Em nova ação, a Secretaria de Estado de Proteção da Ordem Urbanística (DF Legal) retirou 146 barracos de madeira e lona que foram construídos de forma irregular perto do Parque Nacional de Brasília e do Setor Santa Luzia, na Estrutural. Essa medida faz parte das operações para combater a grilagem e novas invasões na Área de Preservação Ambiental (APA) do Planalto Central.
Já no início de julho, essas invasões passaram a ser monitoradas, e a operação realizada no dia 20 contou com a participação da Terracap, Instituto Brasília Ambiental (Ibram), Instituto Chico Mendes de Conservação da Biodiversidade (ICMBio) e Secretaria de Segurança Pública do DF (SSP-DF). Foram recolhidos seis caminhões-caçamba com entulho e aplicadas medidas legais contra os responsáveis.
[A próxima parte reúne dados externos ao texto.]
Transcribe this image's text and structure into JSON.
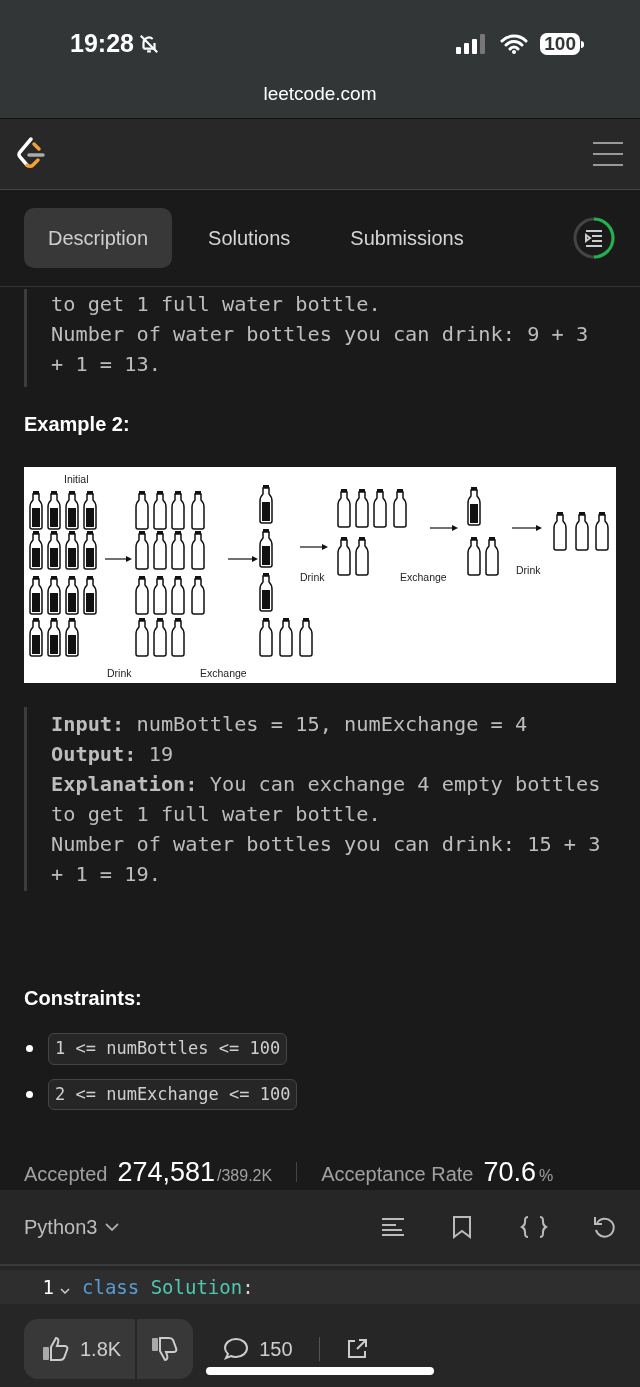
{
  "status_bar": {
    "time": "19:28",
    "battery": "100"
  },
  "browser": {
    "url": "leetcode.com"
  },
  "tabs": [
    {
      "label": "Description",
      "selected": true
    },
    {
      "label": "Solutions",
      "selected": false
    },
    {
      "label": "Submissions",
      "selected": false
    }
  ],
  "example_1_tail": {
    "lines": [
      "to get 1 full water bottle.",
      "Number of water bottles you can drink: 9 + 3",
      "+ 1 = 13."
    ]
  },
  "example_2": {
    "title": "Example 2:",
    "diagram": {
      "labels": [
        "Initial",
        "Drink",
        "Exchange",
        "Drink",
        "Exchange",
        "Drink"
      ]
    },
    "lines": [
      "**Input:** numBottles = 15, numExchange = 4",
      "**Output:** 19",
      "**Explanation:** You can exchange 4 empty bottles",
      "to get 1 full water bottle.",
      "Number of water bottles you can drink: 15 + 3",
      "+ 1 = 19."
    ]
  },
  "constraints": {
    "title": "Constraints:",
    "items": [
      "1 <= numBottles <= 100",
      "2 <= numExchange <= 100"
    ]
  },
  "stats": {
    "accepted_label": "Accepted",
    "accepted": "274,581",
    "submissions": "/389.2K",
    "rate_label": "Acceptance Rate",
    "rate": "70.6",
    "rate_unit": "%"
  },
  "editor": {
    "language": "Python3",
    "lines": [
      {
        "number": "1",
        "code": [
          {
            "kind": "keyword",
            "text": "class"
          },
          {
            "kind": "name",
            "text": "Solution"
          },
          {
            "kind": "plain",
            "text": ":"
          }
        ]
      }
    ]
  },
  "toolbar": {
    "likes": "1.8K",
    "comments": "150"
  }
}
Durante a ação, o ICMBio prendeu duas pessoas em flagrante por crimes ambientais, aplicou uma multa de R$ 120 mil a um dos líderes da ocupação irregular e a Polícia Civil do Distrito Federal apreendeu um veículo e um celular dentro da área invadida.
Invasões frequentes preocupam especialistas
O professor Reuber Brandão, do Departamento de Engenharia Florestal da Universidade de Brasília (UnB) e membro da Rede Biota Cerrado, destaca que a invasão de terras é um problema antigo do Distrito Federal, ligado à falta de segurança na posse da terra. Ele afirma que muitas vezes as invasões não são revertidas, levando ao estabelecimento definitivo dessas ocupações, o que prejudica o meio ambiente e as condições de moradia.
Reuber alerta ainda que as áreas próximas a unidades de conservação atraem ocupações irregulares, que desordenam o planejamento territorial e ameaçam a vegetação nativa.
Para a biodiversidade, a situação é grave. Segundo o professor, os grandes mamíferos do DF estão ameaçados devido ao isolamento das áreas de conservação, que acabam formando ilhas sem condições para manter populações estáveis. Isso resulta em atropelamentos, ataques de cães e caça, afetando a fauna local a longo prazo.
Segundo a DF Legal, a operação foi feita para impedir que os parcelamentos ilegais se estabeleçam na região, protegendo a APA do Planalto Central e o Parque Nacional de Brasília. O governo continuará monitorando para evitar o retorno das invasões.